Untersuchungen zeigen, dass eine überwältigende Mehrheit der US-Bürger für die Einrichtung einer speziellen Bundesbehörde zur Regulierung von KI ist. Gleichzeitig herrscht eine tiefe Skepsis gegenüber der Geschwindigkeit und Wirksamkeit, mit der Regierung und Gesetzgeber bisher auf diese Herausforderungen reagiert haben. Trotz dieser breiten öffentlichen Forderung nach Schutzmaßnahmen steht der US-Kongress aktuell vor einem Schritt, der das Gegenteil bewirken könnte: Ein letztes, stillschweigendes Moratorium, das den Bundesstaaten für ein Jahrzehnt verbietet, eigene Vorschriften zur Regulierung von KI zu erlassen. Dieses Gesetzesvorhaben ist Teil eines Bundeshaushaltsgesetzes und würde weitreichende Folgen für den zukünftigen Umgang mit KI nach sich ziehen. Es verbietet den Bundesstaaten, irgendein Rechts- oder Verwaltungsgesetz im Bereich von KI-Modellen, -Systemen oder automatisierten Entscheidungssystemen zu erlassen oder durchzusetzen.
Eine derartigen pauschale Einschränkung der Kompetenzen der Bundesstaaten wäre aus mehreren Gründen äußerst problematisch. Zum einen verstoßen solche Maßnahmen vermutlich gegen den 10. Verfassungszusatz der Vereinigten Staaten. Dieser besagt, dass Aufgaben und Zuständigkeiten, die nicht ausdrücklich an die Bundesregierung übertragen sind, bei den Bundesstaaten oder dem Volk verbleiben. Der Grundsatz der bundesstaatlichen Selbstverwaltung stellt ein zentrales Element der amerikanischen Demokratie dar.
Einen derart umfassenden Ausschluss von der Möglichkeit, auf KI-Risiken durch eigene Gesetze zu reagieren, gab es bisher in noch keinem Bereich vergleichbaren Ausmaßes. Dies trifft besonders dann zu, wenn man bedenkt, wie dynamisch und vielfältig die Herausforderungen sind, die KI heute bereits in Bereichen wie Gesundheitsversorgung, Bildung, Arbeit und Bürgerrechten verursacht. Mehrere Bundesstaaten haben bereits proaktive Schritte unternommen, um ihre Bürger vor den negativen Auswirkungen von KI zu schützen. Twenty Staaten haben beispielsweise Gesetze gegen den Einsatz von Deepfakes in Wahlkampagnen verabschiedet, um die Integrität demokratischer Prozesse zu wahren. Colorado hat umfassende Richtlinien eingeführt, die Transparenz und Verantwortlichkeit bei KI-gestützten Entscheidungen garantieren sollen, von denen Verbraucher und Arbeitnehmer direkt betroffen sind.

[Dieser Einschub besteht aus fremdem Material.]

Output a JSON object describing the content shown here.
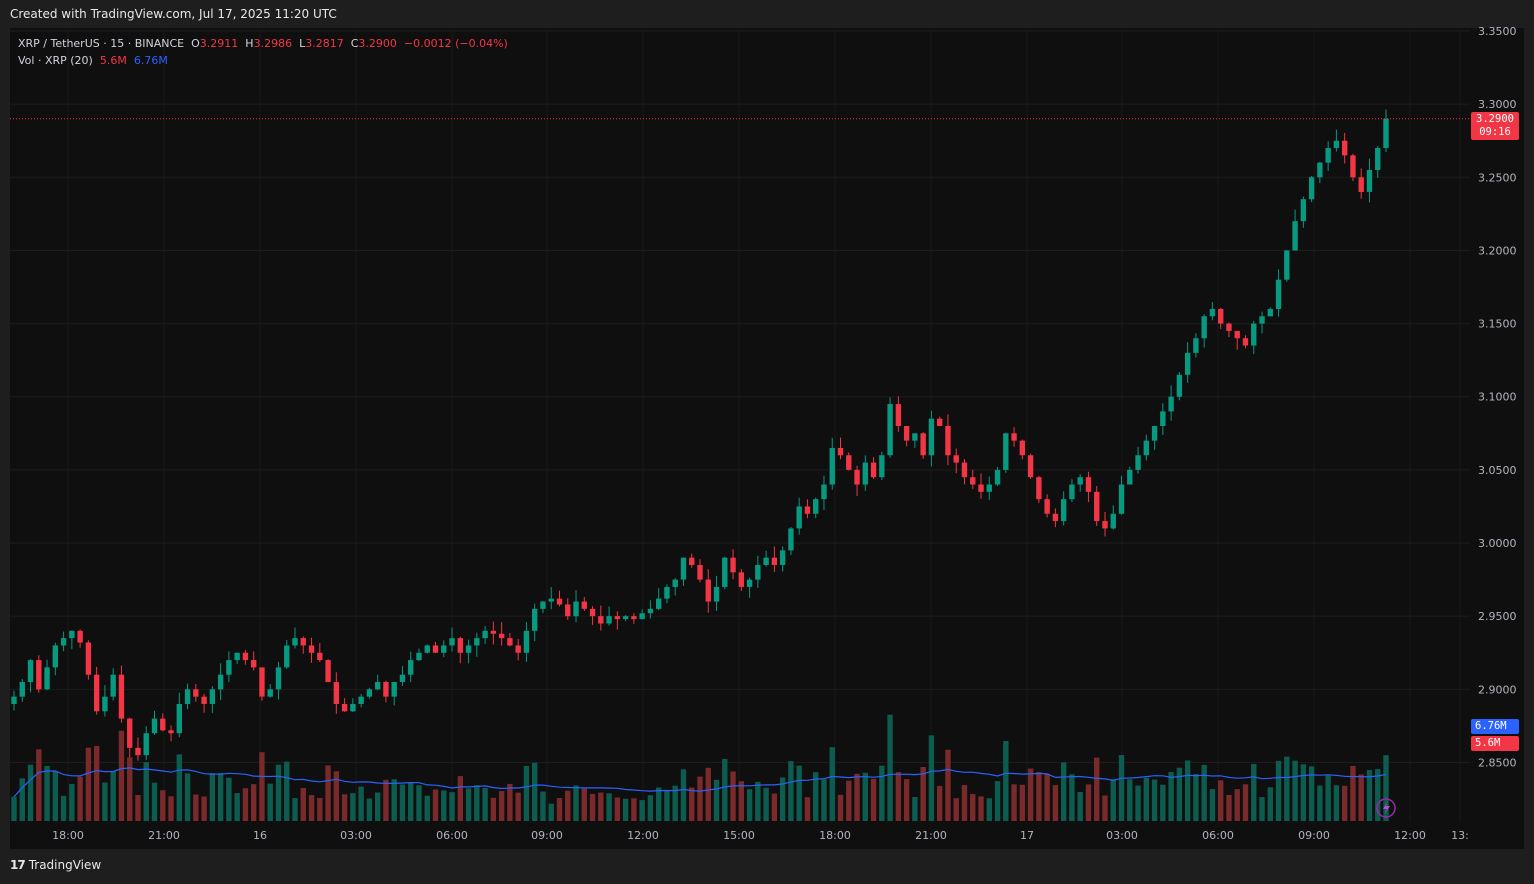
{
  "header": {
    "created_text": "Created with TradingView.com, Jul 17, 2025 11:20 UTC"
  },
  "legend": {
    "symbol": "XRP / TetherUS · 15 · BINANCE",
    "o_label": "O",
    "o_value": "3.2911",
    "h_label": "H",
    "h_value": "3.2986",
    "l_label": "L",
    "l_value": "3.2817",
    "c_label": "C",
    "c_value": "3.2900",
    "change": "−0.0012 (−0.04%)",
    "vol_label": "Vol · XRP (20)",
    "vol_value": "5.6M",
    "vol_ma_value": "6.76M"
  },
  "price_tag": {
    "price": "3.2900",
    "countdown": "09:16"
  },
  "vol_tags": {
    "ma": "6.76M",
    "vol": "5.6M"
  },
  "footer": {
    "brand": "TradingView",
    "logo": "17"
  },
  "colors": {
    "up": "#089981",
    "down": "#f23645",
    "ma": "#2962ff",
    "bg": "#0f0f0f",
    "grid": "#1f1f1f"
  },
  "chart_data": {
    "type": "candlestick",
    "title": "XRP / TetherUS · 15 · BINANCE",
    "y_ticks": [
      "3.3500",
      "3.3000",
      "3.2500",
      "3.2000",
      "3.1500",
      "3.1000",
      "3.0500",
      "3.0000",
      "2.9500",
      "2.9000",
      "2.8500"
    ],
    "ylim": [
      2.81,
      3.35
    ],
    "x_ticks": [
      "18:00",
      "21:00",
      "16",
      "03:00",
      "06:00",
      "09:00",
      "12:00",
      "15:00",
      "18:00",
      "21:00",
      "17",
      "03:00",
      "06:00",
      "09:00",
      "12:00",
      "13:"
    ],
    "candles_close": [
      2.895,
      2.905,
      2.92,
      2.9,
      2.915,
      2.93,
      2.935,
      2.94,
      2.932,
      2.91,
      2.885,
      2.895,
      2.91,
      2.88,
      2.86,
      2.855,
      2.87,
      2.88,
      2.872,
      2.87,
      2.89,
      2.9,
      2.895,
      2.89,
      2.9,
      2.91,
      2.92,
      2.925,
      2.92,
      2.915,
      2.895,
      2.9,
      2.915,
      2.93,
      2.935,
      2.93,
      2.925,
      2.92,
      2.905,
      2.89,
      2.885,
      2.89,
      2.895,
      2.9,
      2.905,
      2.895,
      2.905,
      2.91,
      2.92,
      2.925,
      2.93,
      2.925,
      2.93,
      2.935,
      2.925,
      2.93,
      2.935,
      2.94,
      2.938,
      2.935,
      2.93,
      2.925,
      2.94,
      2.955,
      2.96,
      2.962,
      2.958,
      2.95,
      2.96,
      2.955,
      2.95,
      2.945,
      2.95,
      2.948,
      2.95,
      2.948,
      2.952,
      2.955,
      2.962,
      2.97,
      2.975,
      2.99,
      2.985,
      2.975,
      2.96,
      2.97,
      2.99,
      2.98,
      2.97,
      2.975,
      2.985,
      2.99,
      2.985,
      2.995,
      3.01,
      3.025,
      3.02,
      3.03,
      3.04,
      3.065,
      3.06,
      3.05,
      3.04,
      3.055,
      3.045,
      3.06,
      3.095,
      3.08,
      3.07,
      3.075,
      3.06,
      3.085,
      3.08,
      3.06,
      3.055,
      3.045,
      3.04,
      3.035,
      3.04,
      3.05,
      3.075,
      3.07,
      3.06,
      3.045,
      3.03,
      3.02,
      3.015,
      3.03,
      3.04,
      3.045,
      3.035,
      3.015,
      3.01,
      3.02,
      3.04,
      3.05,
      3.06,
      3.07,
      3.08,
      3.09,
      3.1,
      3.115,
      3.13,
      3.14,
      3.155,
      3.16,
      3.15,
      3.145,
      3.14,
      3.135,
      3.15,
      3.155,
      3.16,
      3.18,
      3.2,
      3.22,
      3.235,
      3.25,
      3.26,
      3.27,
      3.275,
      3.265,
      3.25,
      3.24,
      3.255,
      3.27,
      3.29
    ],
    "last_price": 3.29,
    "volume_unit": "M",
    "volume_ma_last": 6.76,
    "volume_last": 5.6
  }
}
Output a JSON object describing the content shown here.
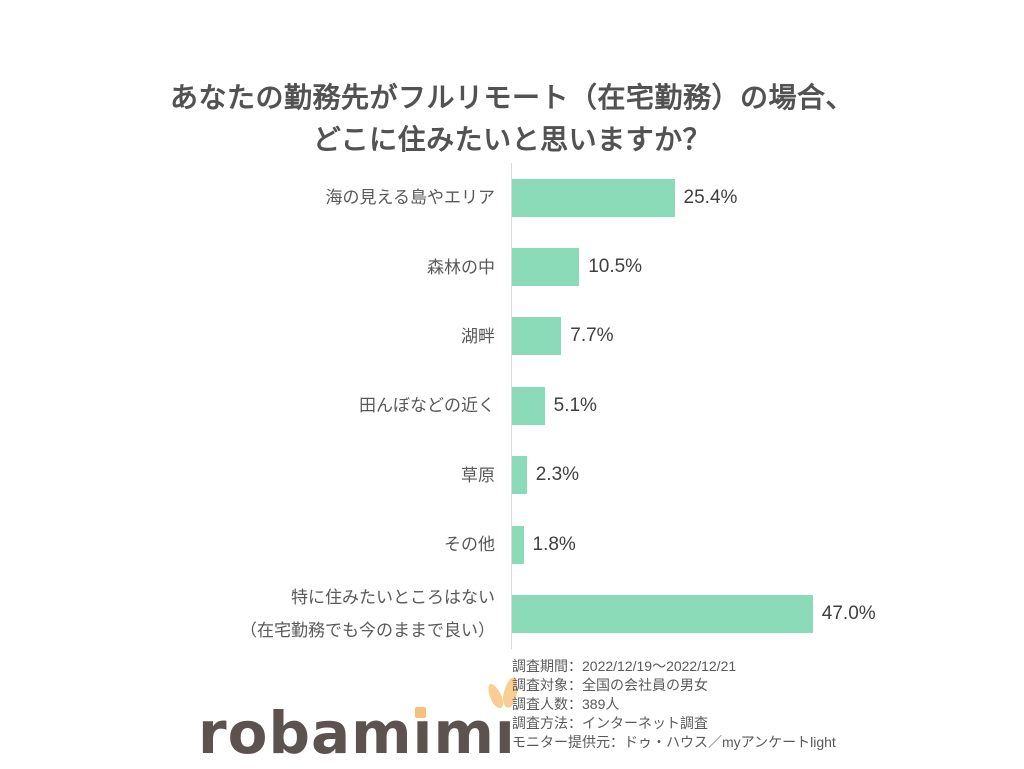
{
  "title": {
    "line1": "あなたの勤務先がフルリモート（在宅勤務）の場合、",
    "line2": "どこに住みたいと思いますか？"
  },
  "chart_data": {
    "type": "bar",
    "orientation": "horizontal",
    "categories": [
      "海の見える島やエリア",
      "森林の中",
      "湖畔",
      "田んぼなどの近く",
      "草原",
      "その他",
      "特に住みたいところはない\n（在宅勤務でも今のままで良い）"
    ],
    "values": [
      25.4,
      10.5,
      7.7,
      5.1,
      2.3,
      1.8,
      47.0
    ],
    "value_labels": [
      "25.4%",
      "10.5%",
      "7.7%",
      "5.1%",
      "2.3%",
      "1.8%",
      "47.0%"
    ],
    "xlim": [
      0,
      50
    ],
    "grid": false,
    "legend": "none",
    "value_label_position": "outside-end",
    "bar_color": "#8CDBB8",
    "axis_color": "#D9D9D9"
  },
  "footer": {
    "survey_info": [
      "調査期間：2022/12/19～2022/12/21",
      "調査対象：全国の会社員の男女",
      "調査人数：389人",
      "調査方法：インターネット調査",
      "モニター提供元：ドゥ・ハウス／myアンケートlight"
    ],
    "logo": {
      "brand": "robamimi",
      "part1": "robam",
      "part2": "ı",
      "part3": "m",
      "part4": "ı",
      "text_color": "#5C5351",
      "dot_color": "#F5BF7D",
      "ear_color": "#F8CE92"
    }
  }
}
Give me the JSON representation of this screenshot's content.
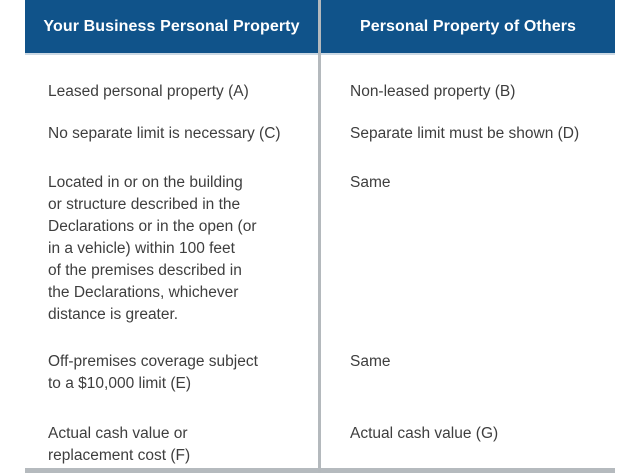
{
  "table": {
    "header": {
      "left": "Your Business Personal Property",
      "right": "Personal Property of Others"
    },
    "rows": [
      {
        "left": "Leased personal property (A)",
        "right": "Non-leased property (B)"
      },
      {
        "left": "No separate limit is necessary (C)",
        "right": "Separate limit must be shown (D)"
      },
      {
        "left": "Located in or on the building\nor structure described in the\nDeclarations or in the open (or\nin a vehicle) within 100 feet\nof the premises described in\nthe Declarations, whichever\ndistance is greater.",
        "right": "Same"
      },
      {
        "left": "Off-premises coverage subject\nto a $10,000 limit (E)",
        "right": "Same"
      },
      {
        "left": "Actual cash value or\nreplacement cost (F)",
        "right": "Actual cash value (G)"
      }
    ]
  },
  "colors": {
    "header_background": "#10538a",
    "header_text": "#ffffff",
    "header_underline": "#ccd9e4",
    "column_divider": "#b4b9bd",
    "bottom_bar": "#b5babe",
    "body_text": "#3e3e3e",
    "page_background": "#ffffff"
  }
}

Solche Initiativen setzen dem ungezügelten Einsatz von KI einen wirksamen Rahmen entgegen, den auf Bundesebene bislang niemand geschaffen hat. Die geplante bundesweite Gesetzesregelung würde nicht nur diese Fortschritte unterbinden, sondern auch wichtige Möglichkeiten zur Haftung von Unternehmen für Schäden blockieren. Einige Bundesstaaten wie Kalifornien haben etwa versucht, Wege zu finden, Firmen für katastrophale Schäden durch KI-Systeme zur Verantwortung zu ziehen – auch das wäre in Zukunft nicht mehr möglich. Befürworter eines bundesweiten Verbots argumentieren häufig mit der Notwendigkeit, die Wettbewerbsfähigkeit der USA gegenüber China im Bereich KI zu sichern. Dabei wird eine einheitliche Regulierung oft als schnellere und effektivere Maßnahme dargestellt, um fragmentierte und widersprüchliche Bestimmungen auf Bundesstaatsebene zu vermeiden, die Innovationen behindern könnten.
Hierbei wird jedoch eine wichtige Unterscheidung übersehen. Die Realität ist derzeit weniger ein Kampf zwischen einer kohärenten Bundesgesetzgebung und einem Flickenteppich aus Landesgesetzen, sondern vielmehr ein Mangel an umfassenden bundesweiten Regelungen überhaupt. Die Bundesstaaten versuchen, die durch die Untätigkeit Washingtons entstandene Regulierungslücke zu schließen. Diese föderale Ohnmacht lässt Privatpersonen, Verbraucher und Arbeitnehmer schutzlos gegenüber den Risiken von KI-Technologien zurück. Daher zeigt sich, dass ein bundesweites Verbot der staatlichen Gestaltungsmöglichkeiten bei KI einem Rückschritt gleichkommen würde, statt den Anforderungen der Zeit Rechnung zu tragen.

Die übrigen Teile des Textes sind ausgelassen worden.